The other extreme of flowers hobbies is concentration on a genus rather than on a single species. In many cases this, taken literally, might be the despair of even the largest botanical gardens, let alone the amateur; not only do numbers sometimes mount up appallingly, but a genus may be so distributed geographically as to render it next to impossible to keep a complete representation flourishing in a given group of outdoor and indoor gardens. Fortunately it does not have to be taken literally—least of all by those to whom the growing of flowers is more a matter of recreation than of botany. Make your interpretation liberal, not literal, and just as liberal as you choose; it is your hobby, no one's else.
Look over the principal genera that have come into garden cultivation and then decide on the one that most appeals to you. Maybe that very one already is represented by a species or two. If it is not, make a start with one or more of the easiest species—which you may be sure are those most commonly catalogued—and then add others from time to time. Study, the while, this genus from the botanical point of view; see what Bailey's Cyclopaedia of Horticulture has to say, for one thing. The more you study the more you will become absorbed, and it will not be unusual if your desires show a disposition to get way ahead of your time and money conveniences. But do not let them; you can ride your hobby slowly and sanely and have just as good a time.
Perhaps it is the lily genus that is decided upon. This would be a fortunate decision indeed; for American gardens are so badly in need of more lilies that every one who makes a hobby of them is a benefactor to this and future generations. You And the genus catalogued as Lilium, the particular species being indicated by a second Latin word; thus the botanical name of the tiger lily is Lilium tigrinum.

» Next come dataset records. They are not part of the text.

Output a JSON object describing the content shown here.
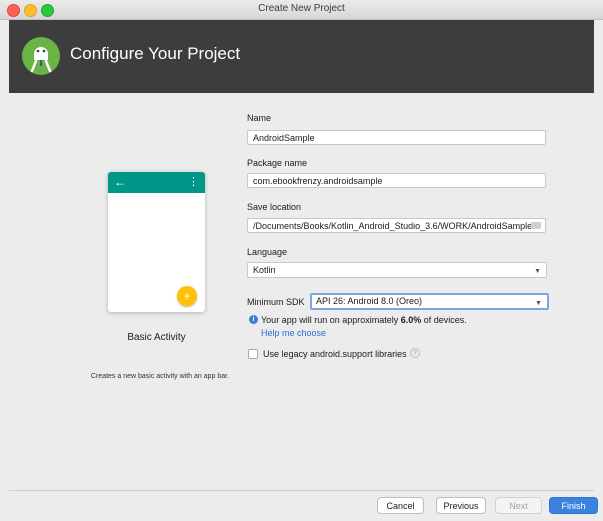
{
  "window": {
    "title": "Create New Project"
  },
  "header": {
    "title": "Configure Your Project",
    "logo_icon": "android-studio-icon"
  },
  "template": {
    "name": "Basic Activity",
    "description": "Creates a new basic activity with an app bar.",
    "preview_icons": [
      "back-arrow-icon",
      "overflow-menu-icon",
      "add-fab-icon"
    ]
  },
  "form": {
    "name_label": "Name",
    "name_value": "AndroidSample",
    "package_label": "Package name",
    "package_value": "com.ebookfrenzy.androidsample",
    "save_label": "Save location",
    "save_value": "/Documents/Books/Kotlin_Android_Studio_3.6/WORK/AndroidSample",
    "language_label": "Language",
    "language_value": "Kotlin",
    "min_sdk_label": "Minimum SDK",
    "min_sdk_value": "API 26: Android 8.0 (Oreo)",
    "info_prefix": "Your app will run on approximately ",
    "info_percent": "6.0%",
    "info_suffix": " of devices.",
    "help_link": "Help me choose",
    "legacy_label": "Use legacy android.support libraries",
    "legacy_checked": false
  },
  "buttons": {
    "cancel": "Cancel",
    "previous": "Previous",
    "next": "Next",
    "finish": "Finish"
  },
  "colors": {
    "header_bg": "#3d3d3d",
    "appbar": "#009688",
    "fab": "#ffc107",
    "primary": "#3b82e0",
    "link": "#2a6fdb"
  }
}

Make a start with some of the easy species, such as L. tigrinum, L. croceum and L. speciosum. At the same time that you are learning to grow these to perfection, familiarize yourself with the way that lilies separate themselves into groups, largely according to the form of the blossom, and get a clear understanding of the reasons why some lilies are more difficult in culture than others, and to what extent such difficulties can be overcome. There are eighty or more species of lilies in culture, but with a little research—that will be a great pleasure—it will not be troublesome to separate them into zones of difficulty, through which you may care to venture farther and farther as the years go by. Very likely it will not be many years before you find yourself trying to persuade those lovely, but tender, pink lilies, L. japonicum and L. rubellum, to stay with you by guaranteeing special attention to their wants in the way of food and winter bedclothing.